Your work for part (B) is essentially correct, but there are two issues: first, your notation is nonstandard and a bit incomplete: one should more properly write, for example, $$\Pr[X = x] = \binom{100}{x} p^x (1-p)^{100-x}, \quad x \in \{0, 1, 2, \ldots, 100\}.$$ Second, since you are given $p = 0.01$, it is best that you substitute the value in, giving $$\Pr[X = x] = \binom{100}{x} (0.01)^x (0.99)^{100-x}, \quad x \in \{0, 1, 2, \ldots, 100\}.$$ The same applies when we write $$X \sim \operatorname{Binomial}(n = 100, p = 0.01).$$ If you are not familiar with the binomial coefficient, there are different notations for it: $$\binom{n}{k} = {}_n C_k = C^n_k = C(n,k) = C_{n,k}$$ are all equivalent ways of writing it.

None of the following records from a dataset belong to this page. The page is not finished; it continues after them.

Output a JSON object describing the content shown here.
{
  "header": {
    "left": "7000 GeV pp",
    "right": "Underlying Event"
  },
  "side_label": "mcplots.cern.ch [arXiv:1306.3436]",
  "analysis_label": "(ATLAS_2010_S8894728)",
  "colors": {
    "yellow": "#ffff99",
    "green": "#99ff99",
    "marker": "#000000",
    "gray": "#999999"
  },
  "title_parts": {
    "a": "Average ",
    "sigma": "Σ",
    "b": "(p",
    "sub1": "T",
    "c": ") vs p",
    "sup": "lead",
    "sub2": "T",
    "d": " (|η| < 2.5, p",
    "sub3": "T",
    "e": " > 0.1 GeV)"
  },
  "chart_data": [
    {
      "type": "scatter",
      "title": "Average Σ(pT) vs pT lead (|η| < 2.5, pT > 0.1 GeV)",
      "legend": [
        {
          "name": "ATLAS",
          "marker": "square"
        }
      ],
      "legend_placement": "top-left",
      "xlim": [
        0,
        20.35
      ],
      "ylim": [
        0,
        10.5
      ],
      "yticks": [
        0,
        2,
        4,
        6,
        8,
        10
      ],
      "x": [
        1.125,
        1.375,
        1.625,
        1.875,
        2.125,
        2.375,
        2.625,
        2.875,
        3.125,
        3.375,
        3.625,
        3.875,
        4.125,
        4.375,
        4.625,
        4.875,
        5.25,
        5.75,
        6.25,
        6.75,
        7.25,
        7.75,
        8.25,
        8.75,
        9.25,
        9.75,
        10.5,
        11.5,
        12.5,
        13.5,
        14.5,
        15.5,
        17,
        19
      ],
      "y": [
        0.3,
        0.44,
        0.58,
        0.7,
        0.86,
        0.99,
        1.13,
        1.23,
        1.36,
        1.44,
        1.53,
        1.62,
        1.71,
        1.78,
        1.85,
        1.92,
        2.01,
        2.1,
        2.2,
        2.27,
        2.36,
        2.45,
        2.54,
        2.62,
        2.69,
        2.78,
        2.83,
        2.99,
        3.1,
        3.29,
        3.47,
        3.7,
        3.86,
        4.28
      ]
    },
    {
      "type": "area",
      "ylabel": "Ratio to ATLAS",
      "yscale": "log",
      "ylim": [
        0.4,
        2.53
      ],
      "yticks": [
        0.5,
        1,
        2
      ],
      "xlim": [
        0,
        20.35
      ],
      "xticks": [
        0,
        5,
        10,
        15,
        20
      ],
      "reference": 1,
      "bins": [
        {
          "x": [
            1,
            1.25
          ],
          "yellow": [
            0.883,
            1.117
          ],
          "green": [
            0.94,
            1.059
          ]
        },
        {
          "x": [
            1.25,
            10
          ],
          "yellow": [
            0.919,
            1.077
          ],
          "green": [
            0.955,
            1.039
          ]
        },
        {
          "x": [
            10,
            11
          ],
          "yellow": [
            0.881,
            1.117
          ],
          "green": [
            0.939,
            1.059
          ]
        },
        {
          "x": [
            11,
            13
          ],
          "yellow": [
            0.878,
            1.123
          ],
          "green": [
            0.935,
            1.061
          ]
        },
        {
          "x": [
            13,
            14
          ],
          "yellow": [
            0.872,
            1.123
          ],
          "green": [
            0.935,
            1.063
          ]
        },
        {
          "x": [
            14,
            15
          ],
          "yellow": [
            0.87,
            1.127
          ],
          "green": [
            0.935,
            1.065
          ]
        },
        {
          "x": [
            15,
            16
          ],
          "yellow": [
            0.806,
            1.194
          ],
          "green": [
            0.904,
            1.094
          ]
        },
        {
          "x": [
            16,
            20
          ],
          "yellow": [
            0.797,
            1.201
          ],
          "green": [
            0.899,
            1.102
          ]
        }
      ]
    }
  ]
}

Your calculation for part (C) is incorrect. You are not asked for an expected value. You want the probability that, for a fixed $y \in \{1, 2, \ldots, 100\}$, your testing stops at bulb $y$. So your answer will be a function $f_Y(y)$ of $y$, and it is a mass function satisfying $$\sum_{y=1}^{100} f_Y(y) = 1.$$

To this end, let's work out an example: What is the probability that you stop testing immediately after the first bulb is tested? Remember, you stop once you find a good bulb, or you've tested all the bulbs. So, stopping after testing the first bulb means you tested it and it was good. If $Y$ is a random variable that represents the number of bulbs tested in this sequential manner, then clearly $$\Pr[Y = 1] = 1 - p = 0.99.$$

Now, what is the probability that you stop immediately after the second bulb is tested? This amounts to testing the first bulb and finding it is defective (or else you would have stopped!), then testing the second and finding it is good. So this is $$\Pr[Y = 2] = p(1-p) = (0.01)(0.99).$$ Extending this reasoning further, we can see that $$\Pr[Y = y] = p^{y-1}(1-p) = (0.01)^{y-1}(0.99), \quad y \in \{1, 2, \ldots, 99\}.$$ This is because in order to stop testing right after the $y^{\rm th}$ bulb, you'd have to see $y-1$ defective bulbs, and then the final $y^{\rm th}$ bulb must be good. But why is this formula true only for $y$ up to $99$? Why not $100$? Because $$\Pr[Y = 100] = p^{100} = (0.01)^{100}.$$ Once $100$ bulbs are tested, there isn't a $101^{\rm st}$ bulb to test--you've exhausted your supply, and although you've not found a good bulb, there are no more to test.

This distribution for $Y$ is what we might call an "upper-modified geometric distribution," something akin to zero-modified distributions.